Talk about straining out the gnat and swallowing the camel! Sir, biogenesis is "observable science" as you say--life has only been observed to come from other life of like kind--and yet you apparently still believe that that is exactly what happened--in spite of science--that life somehow came from non-life. "

Young man, the professor began tersely, I believe that science will eventually....

"That science will eventually prove that matter can be created, that life can come from non-life" interrupted the young Christian? Sir, that's not science--that's Faith! What you believe is the exact opposite of "observable science"!Your faith is in what you are calling "science", my faith is in God who created "science".

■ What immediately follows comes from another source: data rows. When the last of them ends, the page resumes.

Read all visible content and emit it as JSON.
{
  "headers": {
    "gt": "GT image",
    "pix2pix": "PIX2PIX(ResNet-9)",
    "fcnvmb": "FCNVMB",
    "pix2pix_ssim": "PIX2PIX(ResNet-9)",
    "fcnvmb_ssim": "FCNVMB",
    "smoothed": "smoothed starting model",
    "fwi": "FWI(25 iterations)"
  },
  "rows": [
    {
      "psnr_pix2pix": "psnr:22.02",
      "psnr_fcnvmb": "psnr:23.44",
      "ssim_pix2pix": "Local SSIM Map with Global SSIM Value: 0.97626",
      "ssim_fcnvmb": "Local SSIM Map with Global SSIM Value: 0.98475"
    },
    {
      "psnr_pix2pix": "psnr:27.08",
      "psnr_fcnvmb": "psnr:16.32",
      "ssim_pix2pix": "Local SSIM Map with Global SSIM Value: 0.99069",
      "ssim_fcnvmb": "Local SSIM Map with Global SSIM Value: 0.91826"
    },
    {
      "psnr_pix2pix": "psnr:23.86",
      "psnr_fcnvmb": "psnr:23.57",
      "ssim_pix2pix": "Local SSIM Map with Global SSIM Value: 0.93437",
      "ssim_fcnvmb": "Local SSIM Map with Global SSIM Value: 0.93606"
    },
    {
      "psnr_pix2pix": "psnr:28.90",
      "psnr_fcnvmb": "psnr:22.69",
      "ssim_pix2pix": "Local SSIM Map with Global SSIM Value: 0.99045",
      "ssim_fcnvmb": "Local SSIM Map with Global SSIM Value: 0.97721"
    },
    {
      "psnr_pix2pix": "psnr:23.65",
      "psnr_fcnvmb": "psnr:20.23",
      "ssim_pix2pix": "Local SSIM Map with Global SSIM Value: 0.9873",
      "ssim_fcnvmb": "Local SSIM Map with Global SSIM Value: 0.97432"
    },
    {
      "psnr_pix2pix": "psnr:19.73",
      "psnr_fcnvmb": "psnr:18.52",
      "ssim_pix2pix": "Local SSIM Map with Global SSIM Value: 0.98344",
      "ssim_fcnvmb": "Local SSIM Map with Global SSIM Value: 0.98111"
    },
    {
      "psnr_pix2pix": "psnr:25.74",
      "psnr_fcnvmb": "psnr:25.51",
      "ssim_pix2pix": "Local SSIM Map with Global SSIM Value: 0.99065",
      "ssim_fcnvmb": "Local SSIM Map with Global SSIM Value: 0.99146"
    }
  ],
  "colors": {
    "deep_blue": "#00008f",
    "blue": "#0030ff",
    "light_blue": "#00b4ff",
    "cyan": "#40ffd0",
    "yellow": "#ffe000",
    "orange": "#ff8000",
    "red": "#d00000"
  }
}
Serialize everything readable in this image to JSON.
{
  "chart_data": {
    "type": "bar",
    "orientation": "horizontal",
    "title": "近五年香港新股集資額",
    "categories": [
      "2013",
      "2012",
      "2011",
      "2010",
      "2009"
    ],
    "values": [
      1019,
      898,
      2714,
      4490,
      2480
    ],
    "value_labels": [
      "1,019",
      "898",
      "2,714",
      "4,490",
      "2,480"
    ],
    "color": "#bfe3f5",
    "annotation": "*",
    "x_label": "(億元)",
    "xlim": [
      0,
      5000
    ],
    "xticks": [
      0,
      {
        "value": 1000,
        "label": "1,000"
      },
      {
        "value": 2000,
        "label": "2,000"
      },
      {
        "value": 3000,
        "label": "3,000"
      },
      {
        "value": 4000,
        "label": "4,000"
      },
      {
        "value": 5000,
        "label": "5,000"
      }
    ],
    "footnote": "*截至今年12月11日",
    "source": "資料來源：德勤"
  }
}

Make no mistake, Professor, we're both operating from faith."

There follows a long pause as the Professor stares the young Christian down without a word.

"Is there anyone in the class who has ever seen the professor's mind?" The class breaks out in laughter. The Christian points towards his elderly, crumbling tutor. "Is there anyone here who has ever heard the professor's mind... felt the professor's mind, touched or smelled the professor's mind?"

No one appears to have done so. The Christian shakes his head sadly. "It appears no-one here has had any sensory perception of the professor's mind whatsoever. Well, according to the rules of empirical, stable, demonstrable protocol and science, I DECLARE that the professor has no mind." The class is in chaos. The Christian sits... Because that is what a chair is for, and begins filling out a drop slip.